Nobody told us that it gets way wayyyy harder to find your ‘soulmate’ as you grow and mature, because we become individuals. Our views and interests deviate too far from the average. As a result we get totally shut out of the match game.
In your case it sounds like you didn’t even have a choice. You were forced to fend for yourself, rely on only yourself to survive. And by being entirely self-sufficient, you ended up missing out on that essential match game.
Well I dunno if anyone else has it better. Looks like most ‘Prince Charmings’ turn out to be losers & abusers. Even stable relationships fall apart in a dying world like this where everyone’s losing their mind. So maybe the idea of a richer-or-poorer-sickness-or-in-health relationship is itself a lie. You can’t win.
No it isn’t in instinct. People pair up bc society tells them they MUST get married and have kids. I’m older than you, and it’s less pervasive in the younger generations, but especially among the “older” generations, it was NOT normal to NOT get married and have kids. It was like being an unwed mother in the 1900s. It’s just not a thing and wasn’t very accepted in society. I know you younger generations grow up thinking it’s perfectly normal not to get married and currently, the norm is to not get married, because no one can afford it. But we older folks have it drilled into us to get married and have kids. People didn’t even think about it. It was just accepted as a thing you do.
The power of conformity and propaganda at its finest.
But yes, considering that work and career and meritocracy is all a scam, then we might as well have gone and searched for our “soulmates”.
It was silly to you have believed that lie, that propaganda – especially women – especially the whole “independent women “ movement. We women were lied to. That was a way to get us out of the house and to work alongside men.
What once was achieved with one income, now requires two or even three. Nowadays, a dual income couple is still worse off than a single male working back in the day.
Back then you could afford a house and kids and lived a comfortable middle class life on a single income, even without a college degree and without anything more than just a high school diploma. Anyone to find a job, and those jobs paid well.
Now, good luck trying to find any job these days. And the pay is so low. Not that I want women stuck at home or stuck with a terrible husband with no choice, but with every single female working, and every male working, and with every company paying bare-bones and squeezing as much work from each employee As possible, life is hell for the average peon.
Which is why it’s even more insane why half the population is hell-bent on popping out more children and putting future babies into this economic predicament. That’s humans for ya. Dumb ass motherfuckers.

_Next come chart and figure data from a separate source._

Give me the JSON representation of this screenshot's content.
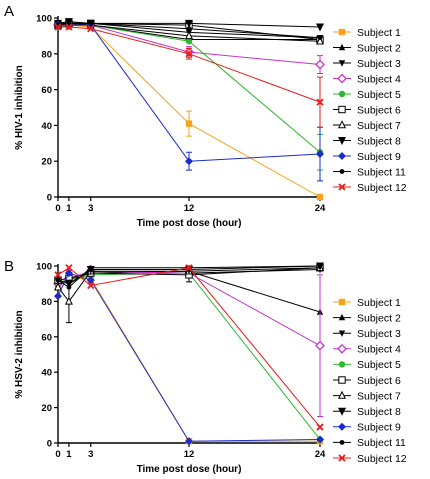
{
  "chart_data": [
    {
      "type": "line",
      "panel": "A",
      "ylabel": "% HIV-1 inhibition",
      "xlabel": "Time post dose (hour)",
      "x": [
        0,
        1,
        3,
        12,
        24
      ],
      "x_ticks": [
        0,
        1,
        3,
        12,
        24
      ],
      "y_ticks": [
        0,
        20,
        40,
        60,
        80,
        100
      ],
      "ylim": [
        0,
        100
      ],
      "xlim": [
        0,
        24
      ],
      "legend_position": "right",
      "series": [
        {
          "name": "Subject 1",
          "color": "#F7A21B",
          "marker": "square",
          "values": [
            96,
            96,
            95,
            41,
            0
          ],
          "err": [
            0,
            0,
            0,
            7,
            0
          ]
        },
        {
          "name": "Subject 2",
          "color": "#000000",
          "marker": "triangle-up",
          "values": [
            96,
            97,
            96,
            88,
            88
          ],
          "err": [
            0,
            0,
            0,
            0,
            0
          ]
        },
        {
          "name": "Subject 3",
          "color": "#000000",
          "marker": "triangle-down",
          "values": [
            97,
            97,
            97,
            92,
            89
          ],
          "err": [
            0,
            0,
            0,
            0,
            0
          ]
        },
        {
          "name": "Subject 4",
          "color": "#C832C8",
          "marker": "diamond-open",
          "values": [
            96,
            96,
            96,
            81,
            74
          ],
          "err": [
            0,
            0,
            0,
            3,
            5
          ]
        },
        {
          "name": "Subject 5",
          "color": "#2DB82D",
          "marker": "circle",
          "values": [
            95,
            96,
            96,
            87,
            25
          ],
          "err": [
            0,
            0,
            0,
            0,
            10
          ]
        },
        {
          "name": "Subject 6",
          "color": "#000000",
          "marker": "square-open",
          "values": [
            96,
            97,
            97,
            96,
            88
          ],
          "err": [
            0,
            0,
            0,
            2,
            0
          ]
        },
        {
          "name": "Subject 7",
          "color": "#000000",
          "marker": "triangle-open",
          "values": [
            96,
            97,
            96,
            90,
            87
          ],
          "err": [
            0,
            0,
            0,
            0,
            0
          ]
        },
        {
          "name": "Subject 8",
          "color": "#000000",
          "marker": "triangle-down-big",
          "values": [
            97,
            98,
            97,
            97,
            95
          ],
          "err": [
            0,
            0,
            0,
            0,
            0
          ]
        },
        {
          "name": "Subject 9",
          "color": "#1A2DC8",
          "marker": "diamond",
          "values": [
            96,
            96,
            96,
            20,
            24
          ],
          "err": [
            0,
            0,
            0,
            5,
            15
          ]
        },
        {
          "name": "Subject 11",
          "color": "#000000",
          "marker": "dot",
          "values": [
            96,
            97,
            97,
            94,
            89
          ],
          "err": [
            0,
            0,
            0,
            0,
            0
          ]
        },
        {
          "name": "Subject 12",
          "color": "#E81C1C",
          "marker": "x",
          "values": [
            95,
            95,
            94,
            80,
            53
          ],
          "err": [
            0,
            0,
            0,
            3,
            14
          ]
        }
      ]
    },
    {
      "type": "line",
      "panel": "B",
      "ylabel": "% HSV-2 inhibition",
      "xlabel": "Time post dose (hour)",
      "x": [
        0,
        1,
        3,
        12,
        24
      ],
      "x_ticks": [
        0,
        1,
        3,
        12,
        24
      ],
      "y_ticks": [
        0,
        20,
        40,
        60,
        80,
        100
      ],
      "ylim": [
        0,
        100
      ],
      "xlim": [
        0,
        24
      ],
      "legend_position": "right",
      "series": [
        {
          "name": "Subject 1",
          "color": "#F7A21B",
          "marker": "square",
          "values": [
            88,
            93,
            93,
            1,
            1
          ],
          "err": [
            0,
            0,
            0,
            0,
            0
          ]
        },
        {
          "name": "Subject 2",
          "color": "#000000",
          "marker": "triangle-up",
          "values": [
            90,
            92,
            96,
            97,
            74
          ],
          "err": [
            0,
            0,
            0,
            0,
            0
          ]
        },
        {
          "name": "Subject 3",
          "color": "#000000",
          "marker": "triangle-down",
          "values": [
            92,
            90,
            97,
            96,
            98
          ],
          "err": [
            0,
            0,
            0,
            0,
            0
          ]
        },
        {
          "name": "Subject 4",
          "color": "#C832C8",
          "marker": "diamond-open",
          "values": [
            90,
            93,
            97,
            96,
            55
          ],
          "err": [
            0,
            0,
            0,
            0,
            40
          ]
        },
        {
          "name": "Subject 5",
          "color": "#2DB82D",
          "marker": "circle",
          "values": [
            91,
            92,
            95,
            96,
            2
          ],
          "err": [
            0,
            0,
            0,
            0,
            0
          ]
        },
        {
          "name": "Subject 6",
          "color": "#000000",
          "marker": "square-open",
          "values": [
            92,
            93,
            96,
            95,
            99
          ],
          "err": [
            0,
            0,
            0,
            4,
            0
          ]
        },
        {
          "name": "Subject 7",
          "color": "#000000",
          "marker": "triangle-open",
          "values": [
            88,
            80,
            97,
            97,
            99
          ],
          "err": [
            0,
            12,
            0,
            0,
            0
          ]
        },
        {
          "name": "Subject 8",
          "color": "#000000",
          "marker": "triangle-down-big",
          "values": [
            92,
            90,
            98,
            98,
            100
          ],
          "err": [
            0,
            0,
            0,
            0,
            0
          ]
        },
        {
          "name": "Subject 9",
          "color": "#1A2DC8",
          "marker": "diamond",
          "values": [
            83,
            96,
            92,
            1,
            2
          ],
          "err": [
            0,
            0,
            0,
            0,
            0
          ]
        },
        {
          "name": "Subject 11",
          "color": "#000000",
          "marker": "dot",
          "values": [
            92,
            88,
            99,
            99,
            100
          ],
          "err": [
            0,
            0,
            0,
            0,
            0
          ]
        },
        {
          "name": "Subject 12",
          "color": "#E81C1C",
          "marker": "x",
          "values": [
            95,
            99,
            89,
            99,
            9
          ],
          "err": [
            0,
            0,
            0,
            0,
            0
          ]
        }
      ]
    }
  ]
}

But yes, you, me and Soda have all missed the boat on finding our soulmates bc we all got duped into prioritizing education/work/career.
And no, no one told us how difficult it would be to find someone after college.
Capitalism wins again. Our overlords purposely wanted us to focus on work and career because that benefits them if we focus on finding our soulmates, that just means we aren’t spending every ounce of time at work. And that’s a no-no.
Right now, I’d settle for a little sanctuary – a little place of my own- quiet, away from AHs.
I agree, we definitely need these things and more.